IV. Latar Belakang Munculnya Gerakan Reformasi Gereja
Pada mulanya gerakan reformasi gereja merupakan rangkaian gerakan protes kaum bangasawan Jerman terhadap dominasi kekuasaan imperium Katolik Roma. Tetapi, pada perkembangan nya gerakan ini memiliki makna yang lebih luas, ia dianggap identik dengan semua gerakan yang menentang dominasi kekuasaan Katolik Roma. Gerakan reformasi gereja merupakan gerakan lanjutan dari gerakan renaisans Italia. Keduanya sama-sama diinspirasi oleh pemikiran Yunani-Romawi yang menekankan aspek individualisme, menempatkan manusia dalam posisinya yang terhormat.[2] Keduanya juga lahir karena pengaruh perkembangan kapitalisme, perdagangan, dan merkantilisme yang marak berkembang pada abad 14-16. Selain itu, renaisans dan reformasi muncul sebagai akibat perlawanan gigih terhadap dominasi kekuasaan Katolik Roma.[3] Setidaknya ada 7 poin yang bisa diambil untuk menjelaskan latar belakang timbulnya gerakan reformasi gereja di Eropa. 7 poin tersebut adalah:[4]

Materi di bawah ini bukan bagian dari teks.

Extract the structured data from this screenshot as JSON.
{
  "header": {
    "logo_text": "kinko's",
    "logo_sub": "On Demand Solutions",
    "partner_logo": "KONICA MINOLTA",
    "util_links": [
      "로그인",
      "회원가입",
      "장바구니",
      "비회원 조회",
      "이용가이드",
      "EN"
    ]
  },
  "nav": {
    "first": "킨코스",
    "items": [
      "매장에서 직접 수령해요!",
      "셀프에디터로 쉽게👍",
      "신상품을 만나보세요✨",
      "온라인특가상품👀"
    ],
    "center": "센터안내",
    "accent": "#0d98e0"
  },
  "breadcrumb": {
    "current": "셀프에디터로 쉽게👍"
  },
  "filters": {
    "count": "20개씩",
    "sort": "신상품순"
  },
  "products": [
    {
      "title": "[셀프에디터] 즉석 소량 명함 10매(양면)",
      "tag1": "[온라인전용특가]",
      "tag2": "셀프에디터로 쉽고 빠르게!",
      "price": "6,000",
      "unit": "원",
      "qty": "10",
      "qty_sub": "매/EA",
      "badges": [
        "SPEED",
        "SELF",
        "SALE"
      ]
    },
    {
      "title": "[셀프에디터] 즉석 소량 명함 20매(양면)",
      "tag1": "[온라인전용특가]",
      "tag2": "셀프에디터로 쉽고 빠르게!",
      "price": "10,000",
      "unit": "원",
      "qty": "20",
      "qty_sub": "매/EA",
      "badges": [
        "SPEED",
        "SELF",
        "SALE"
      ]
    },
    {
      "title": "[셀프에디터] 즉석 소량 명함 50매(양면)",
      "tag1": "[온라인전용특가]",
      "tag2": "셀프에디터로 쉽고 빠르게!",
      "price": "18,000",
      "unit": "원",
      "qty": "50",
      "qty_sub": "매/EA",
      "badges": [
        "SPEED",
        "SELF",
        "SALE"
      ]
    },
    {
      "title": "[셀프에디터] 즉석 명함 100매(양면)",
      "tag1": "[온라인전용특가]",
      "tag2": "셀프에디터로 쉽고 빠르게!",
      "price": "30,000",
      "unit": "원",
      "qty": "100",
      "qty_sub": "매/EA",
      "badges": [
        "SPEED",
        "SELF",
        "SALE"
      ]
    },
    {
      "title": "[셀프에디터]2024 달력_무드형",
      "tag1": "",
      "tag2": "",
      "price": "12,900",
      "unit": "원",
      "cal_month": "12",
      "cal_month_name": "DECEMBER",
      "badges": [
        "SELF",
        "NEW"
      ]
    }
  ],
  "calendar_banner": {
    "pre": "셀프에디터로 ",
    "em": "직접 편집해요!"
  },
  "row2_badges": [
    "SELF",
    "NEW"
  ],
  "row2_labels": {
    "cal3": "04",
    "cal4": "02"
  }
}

1. Penyimpangan gereja Katolik
Penyimpangan yang dilakukan oleh pemuka Katolik merupakan salah satu penyebab timbulnya gerakan reformasi gereja yang merebak di Eropa pada waktu itu. Penyimpangan tersebut terjadi dalam berbagai bentuk. Diantaranya adalah adanya praktek KKN dalam memperoleh posisi sosial keagamaan. Misalnya seperti kasus Paus Leo X, Paus Katolik ini memperoleh sejumlah $ 5.250.000 per tahun dari hasil penjualan jabatan-jabatan gerejani. Ironisnya mereka yang berkuasa karena menyogok berani melakukan tindakan tak terpuji seperti korupsi dan komersialisasi jabatan.

Ada juga Paus yang melakukan tindakan amoral seperti kasus Alexander VI. Diketahui Paus yang berkuasa saat reformasi protestan meletus ini telah memiliki delapan anak haram. 7 diantaranya dimiliki sebelum menjadi Paus. Dengan kata lain, ia hidup bersama tanpa nikah sebelum menjadi Paus. Bagi kaum reformator ini merupakan salah satu bentuk ketidak konsistennya gereja dan termasuk penistaan agama, yang pada waktu berlaku peraturan larangan menikah bagi para pemuka agama katolik.
2. Indulgencies (penjualan surat-surat pengampunan dosa)
Penjualan surat-surat pengampunan dosa (indulgencies) merupakan penyimpangan lainnya yang turut memicu lahirnya  gerakan reformasi. Dengan alasan keagamaan untuk membangun gereja santo petrus di Roma Vatikan, Paus mengumpulkan dana melalui penjualan surat-surat indulgencies. Mereka yang membeli surat-surat indulgencies akan memperoleh pengampunan Tuhan. Semakin besar uang yang dibayarkan semakin besar pula dosa yang diampuni Tuhan. Bahkan Paus mendeklarasikan bahwa surat pengampunan dosa juga bisa menghapus dosa-dosa orang yang telah meninggal.

3. Sakramen suci
Penyimpangan agama juga terjadi di sakramen suci. Gereja dianggap menjadi agen utama terjadinya veneration of relics terhadap benda-benda keramat atau tokoh-tokoh suci. Menurut kaum reformis, sakramen, pemujaan, dan kultus itu menimbulkan takhayul dan mitologisasi yang tidak masuk akal. Sesuatu yang bersifat sekuler disakralisasi.

4. Doktrin Augustianisme
Doktrin augustianisme juga merupakan penyebab lain timbulnya reformasi. Doktrin Agustinus yang menganggap bahwa manusia hanya sebagai wayang di hadapan Tuhan menyebabkan fatalisme sosial. Manusia tak ubahnya seperti wayang, tak mampu  mengubah sebenuhnya nasib dirinya, semuanya berada di tangan Tuhan. Menurut kaum reformator ini merupakan sesuatu yang meniadakan kerja keras dan spesialisasi manusia, seolak-olah manusia tak berdaya untuk merubah sesuatu dalam kehidupannya.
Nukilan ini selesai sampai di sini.